OCaml has other, less widely appreciated benefits, too; ones that the company’s communications department might not wish to publicise. Jane Street began to rewrite its core systems in OCaml in 2005. It has since become so addicted to the language that this month it announced its own variant, a fork called OxCaml (no reference to England’s great universities intended). The fork’s modifications make it easier to use the language for very precise coding, where efficiency has high importance.
Other languages may have bigger communities that provide open-source software on which to draw, but the smaller group of OCaml users imposes rigour on Jane Street’s coders. Rather than using off-the-shelf solutions, they must write a tool suited to the job at hand. And Jane Street’s influence on the community means that its tasks often take priority when resources are scarce.
There is one other advantage, darkly muttered about by traders. Jane Street is unusual in the lack of restrictions it imposes on departing staff. Other funds often prevent workers from signing on with competitors for two years after leaving—a length of time that is steadily creeping up. The trend is a boon for charity boards, university economics departments and the gardens of Connecticut and Kensington.
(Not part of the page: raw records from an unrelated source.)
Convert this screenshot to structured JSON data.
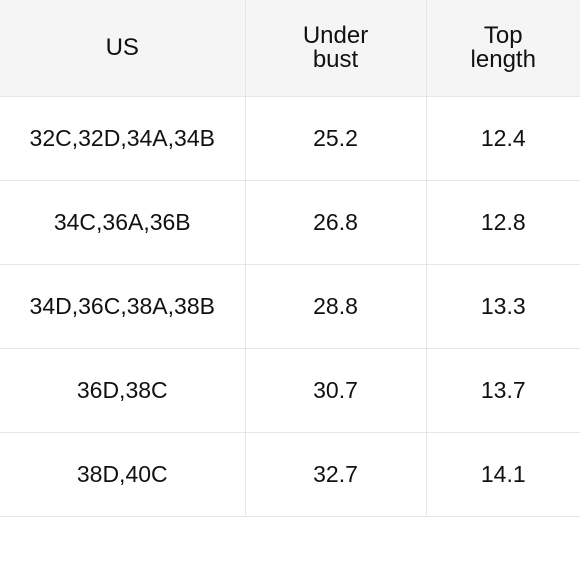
{
  "table": {
    "headers": [
      {
        "lines": [
          "US"
        ]
      },
      {
        "lines": [
          "Under",
          "bust"
        ]
      },
      {
        "lines": [
          "Top",
          "length"
        ]
      }
    ],
    "rows": [
      {
        "us": "32C,32D,34A,34B",
        "under_bust": "25.2",
        "top_length": "12.4"
      },
      {
        "us": "34C,36A,36B",
        "under_bust": "26.8",
        "top_length": "12.8"
      },
      {
        "us": "34D,36C,38A,38B",
        "under_bust": "28.8",
        "top_length": "13.3"
      },
      {
        "us": "36D,38C",
        "under_bust": "30.7",
        "top_length": "13.7"
      },
      {
        "us": "38D,40C",
        "under_bust": "32.7",
        "top_length": "14.1"
      }
    ]
  }
}
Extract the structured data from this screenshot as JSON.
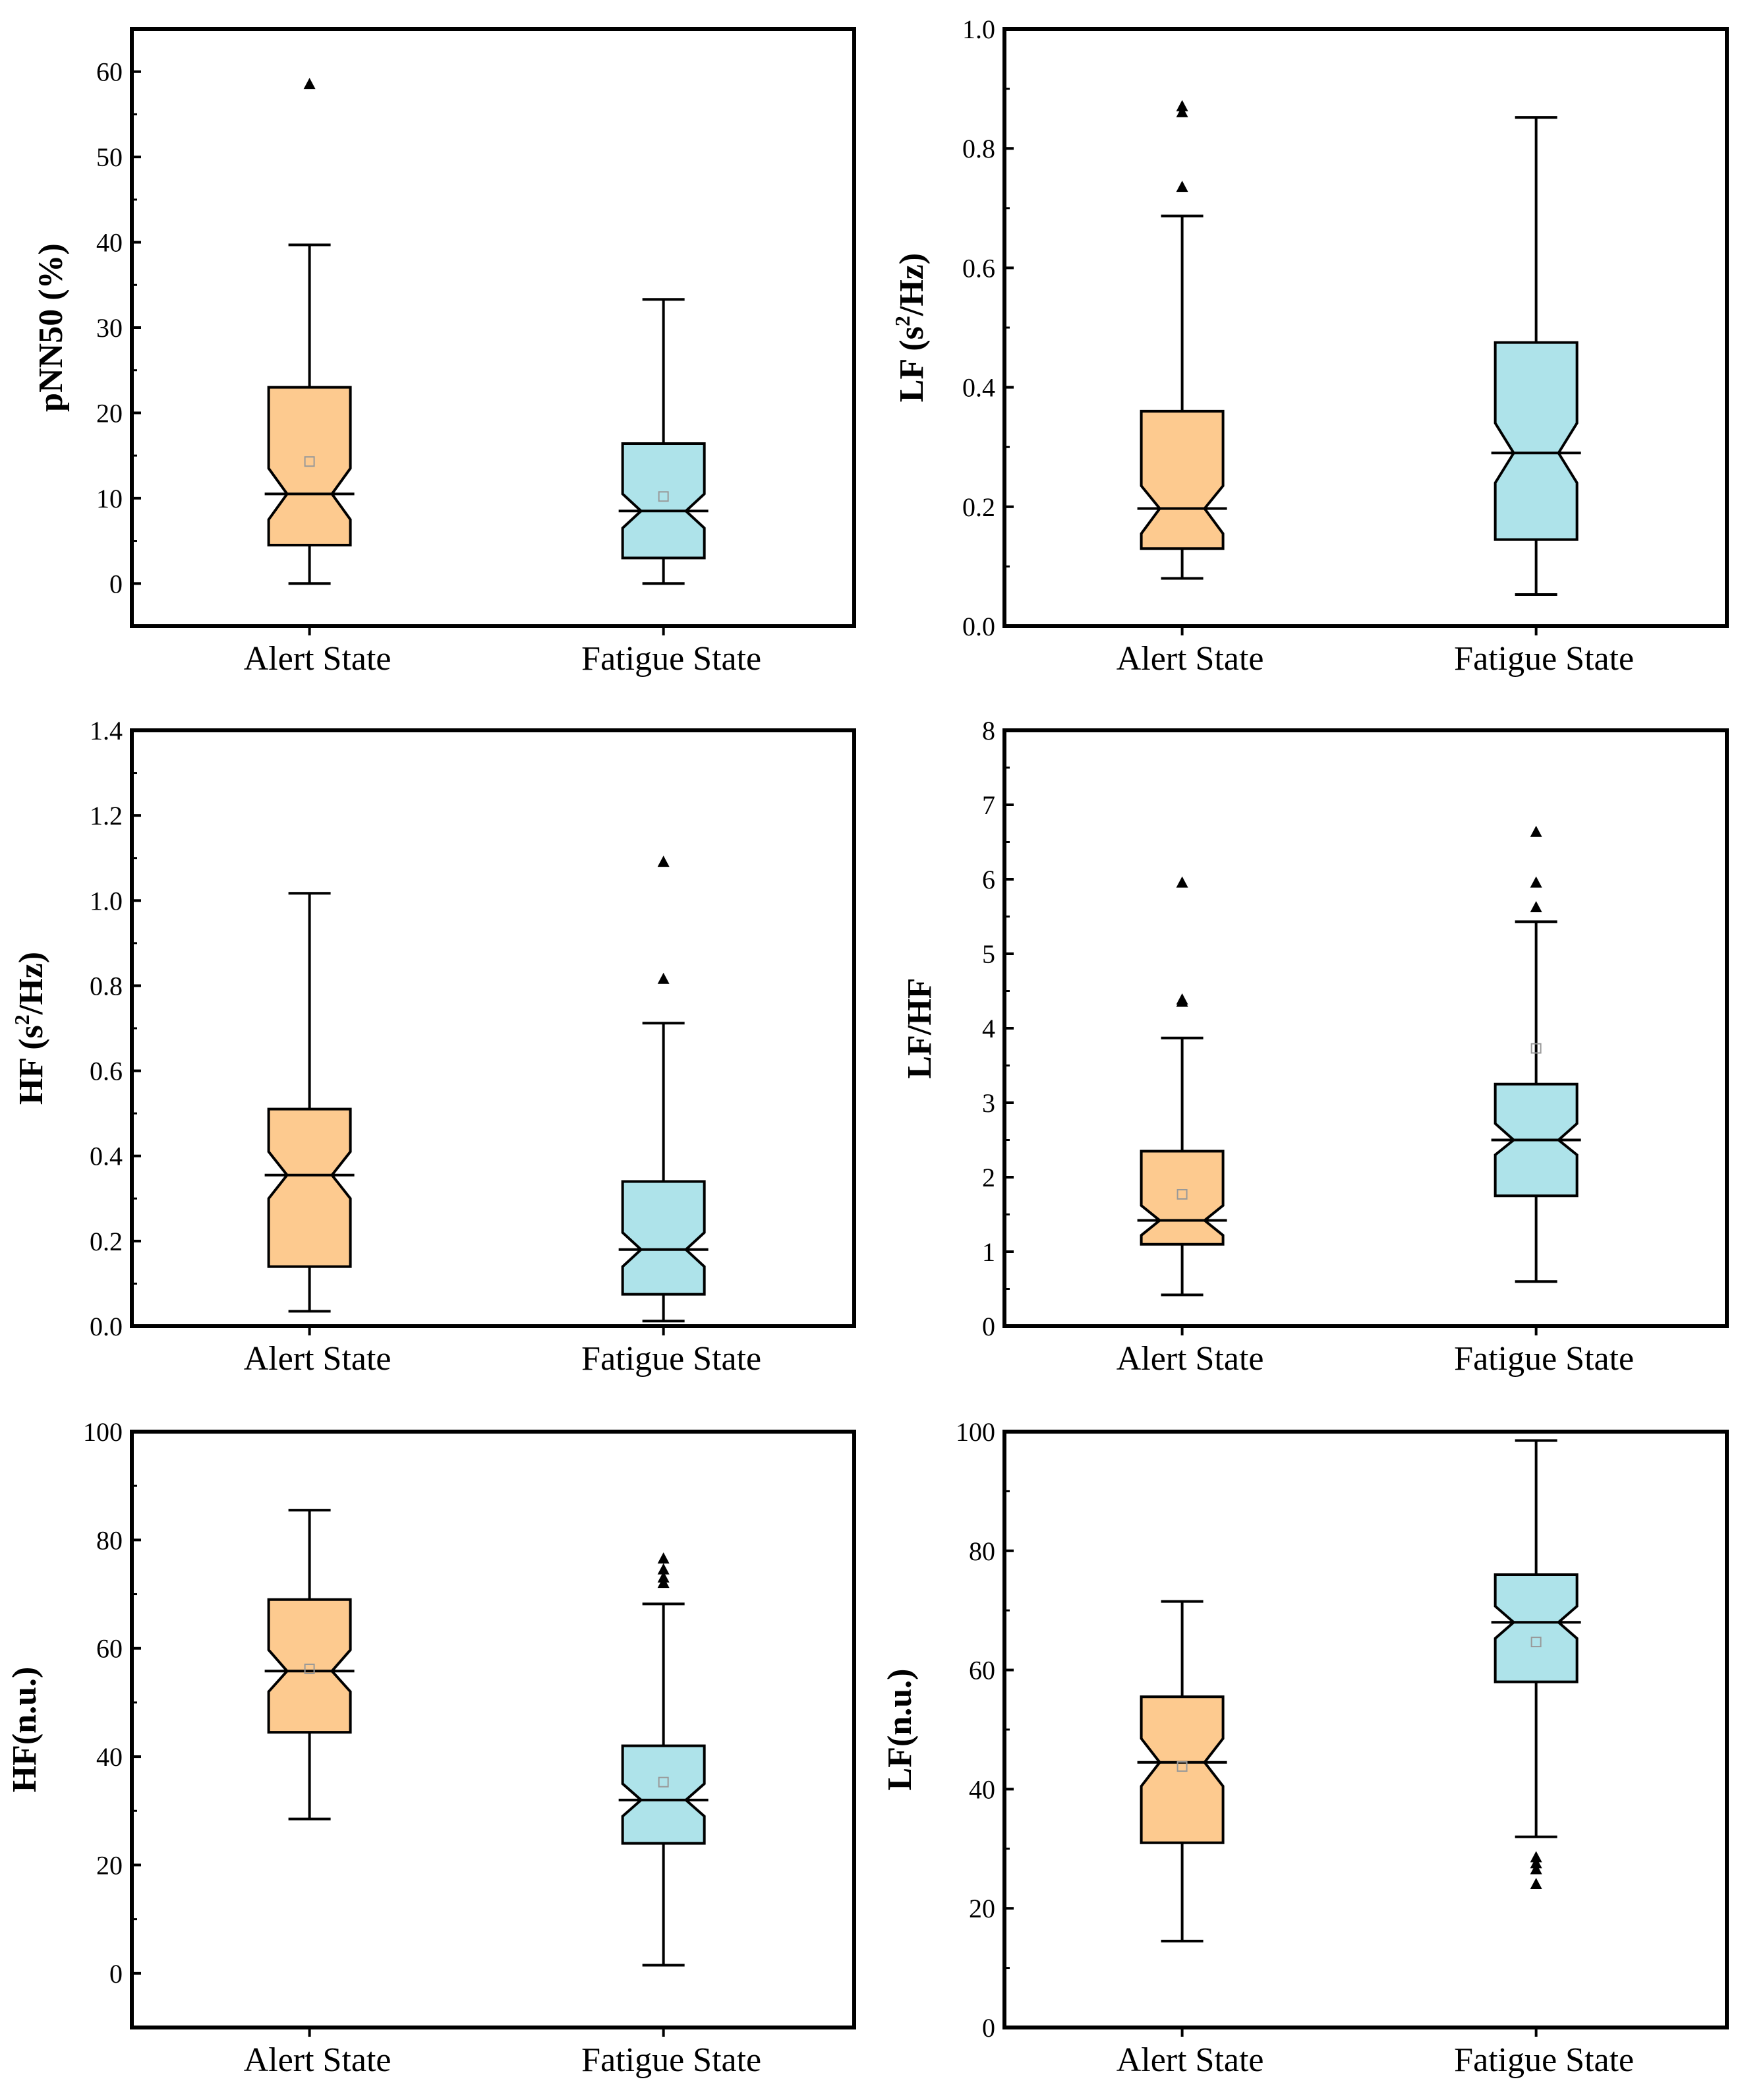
{
  "colors": {
    "alert": "#fdca8f",
    "fatigue": "#aee3ea",
    "stroke": "#000000",
    "mean": "#999999"
  },
  "chart_data": [
    {
      "type": "boxplot",
      "ylabel": "pNN50 (%)",
      "ylim": [
        -5,
        65
      ],
      "yticks": [
        0,
        10,
        20,
        30,
        40,
        50,
        60
      ],
      "categories": [
        "Alert State",
        "Fatigue State"
      ],
      "boxes": [
        {
          "min": 0,
          "q1": 4.5,
          "median": 10.5,
          "q3": 23,
          "max": 39.7,
          "mean": 14.3,
          "notch_low": 7.5,
          "notch_high": 13.5,
          "outliers": [
            58.5
          ]
        },
        {
          "min": 0,
          "q1": 3,
          "median": 8.5,
          "q3": 16.4,
          "max": 33.3,
          "mean": 10.2,
          "notch_low": 6.5,
          "notch_high": 10.5,
          "outliers": []
        }
      ]
    },
    {
      "type": "boxplot",
      "ylabel": "LF (s²/Hz)",
      "ylabel_main": "LF (s",
      "ylabel_sup": "2",
      "ylabel_end": "/Hz)",
      "ylim": [
        0,
        1.0
      ],
      "yticks": [
        0.0,
        0.2,
        0.4,
        0.6,
        0.8,
        1.0
      ],
      "categories": [
        "Alert State",
        "Fatigue State"
      ],
      "boxes": [
        {
          "min": 0.08,
          "q1": 0.13,
          "median": 0.197,
          "q3": 0.36,
          "max": 0.687,
          "mean": null,
          "notch_low": 0.155,
          "notch_high": 0.235,
          "outliers": [
            0.735,
            0.86,
            0.87
          ]
        },
        {
          "min": 0.053,
          "q1": 0.145,
          "median": 0.29,
          "q3": 0.475,
          "max": 0.852,
          "mean": null,
          "notch_low": 0.24,
          "notch_high": 0.34,
          "outliers": []
        }
      ]
    },
    {
      "type": "boxplot",
      "ylabel": "HF (s²/Hz)",
      "ylabel_main": "HF (s",
      "ylabel_sup": "2",
      "ylabel_end": "/Hz)",
      "ylim": [
        0,
        1.4
      ],
      "yticks": [
        0.0,
        0.2,
        0.4,
        0.6,
        0.8,
        1.0,
        1.2,
        1.4
      ],
      "categories": [
        "Alert State",
        "Fatigue State"
      ],
      "boxes": [
        {
          "min": 0.035,
          "q1": 0.14,
          "median": 0.355,
          "q3": 0.51,
          "max": 1.017,
          "mean": null,
          "notch_low": 0.3,
          "notch_high": 0.41,
          "outliers": []
        },
        {
          "min": 0.012,
          "q1": 0.075,
          "median": 0.18,
          "q3": 0.34,
          "max": 0.712,
          "mean": null,
          "notch_low": 0.14,
          "notch_high": 0.22,
          "outliers": [
            0.815,
            1.09
          ]
        }
      ]
    },
    {
      "type": "boxplot",
      "ylabel": "LF/HF",
      "ylim": [
        0,
        8
      ],
      "yticks": [
        0,
        1,
        2,
        3,
        4,
        5,
        6,
        7,
        8
      ],
      "categories": [
        "Alert State",
        "Fatigue State"
      ],
      "boxes": [
        {
          "min": 0.42,
          "q1": 1.1,
          "median": 1.42,
          "q3": 2.35,
          "max": 3.87,
          "mean": 1.77,
          "notch_low": 1.22,
          "notch_high": 1.62,
          "outliers": [
            4.35,
            4.38,
            5.95
          ]
        },
        {
          "min": 0.6,
          "q1": 1.75,
          "median": 2.5,
          "q3": 3.25,
          "max": 5.43,
          "mean": 3.73,
          "notch_low": 2.3,
          "notch_high": 2.72,
          "outliers": [
            5.62,
            5.95,
            6.63
          ]
        }
      ]
    },
    {
      "type": "boxplot",
      "ylabel": "HF(n.u.)",
      "ylim": [
        -10,
        100
      ],
      "yticks": [
        0,
        20,
        40,
        60,
        80,
        100
      ],
      "categories": [
        "Alert State",
        "Fatigue State"
      ],
      "boxes": [
        {
          "min": 28.5,
          "q1": 44.5,
          "median": 55.8,
          "q3": 69,
          "max": 85.5,
          "mean": 56.2,
          "notch_low": 52,
          "notch_high": 59.7,
          "outliers": []
        },
        {
          "min": 1.5,
          "q1": 24,
          "median": 32,
          "q3": 42,
          "max": 68.2,
          "mean": 35.3,
          "notch_low": 29,
          "notch_high": 35,
          "outliers": [
            72,
            73,
            74.5,
            76.5
          ]
        }
      ]
    },
    {
      "type": "boxplot",
      "ylabel": "LF(n.u.)",
      "ylim": [
        0,
        100
      ],
      "yticks": [
        0,
        20,
        40,
        60,
        80,
        100
      ],
      "categories": [
        "Alert State",
        "Fatigue State"
      ],
      "boxes": [
        {
          "min": 14.5,
          "q1": 31,
          "median": 44.5,
          "q3": 55.5,
          "max": 71.5,
          "mean": 43.8,
          "notch_low": 40.5,
          "notch_high": 48.5,
          "outliers": []
        },
        {
          "min": 32,
          "q1": 58,
          "median": 68,
          "q3": 76,
          "max": 98.5,
          "mean": 64.7,
          "notch_low": 65.3,
          "notch_high": 70.7,
          "outliers": [
            24,
            26.5,
            27.5,
            28.5
          ]
        }
      ]
    }
  ]
}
For Jane Street’s technical rank-and-file, particularly the many hired straight out of university, non-compete agreements may be surplus to requirements. A scan of jobs listed by Millennium, a rival fund that has recently clashed with Jane Street in court, shows the strength of the latter’s position in the job market. Millennium wants engineers experienced in C++, Go, Java and Python, languages that are commonly used across finance and tech. OCaml developers, it seems, are Jane Street’s to keep.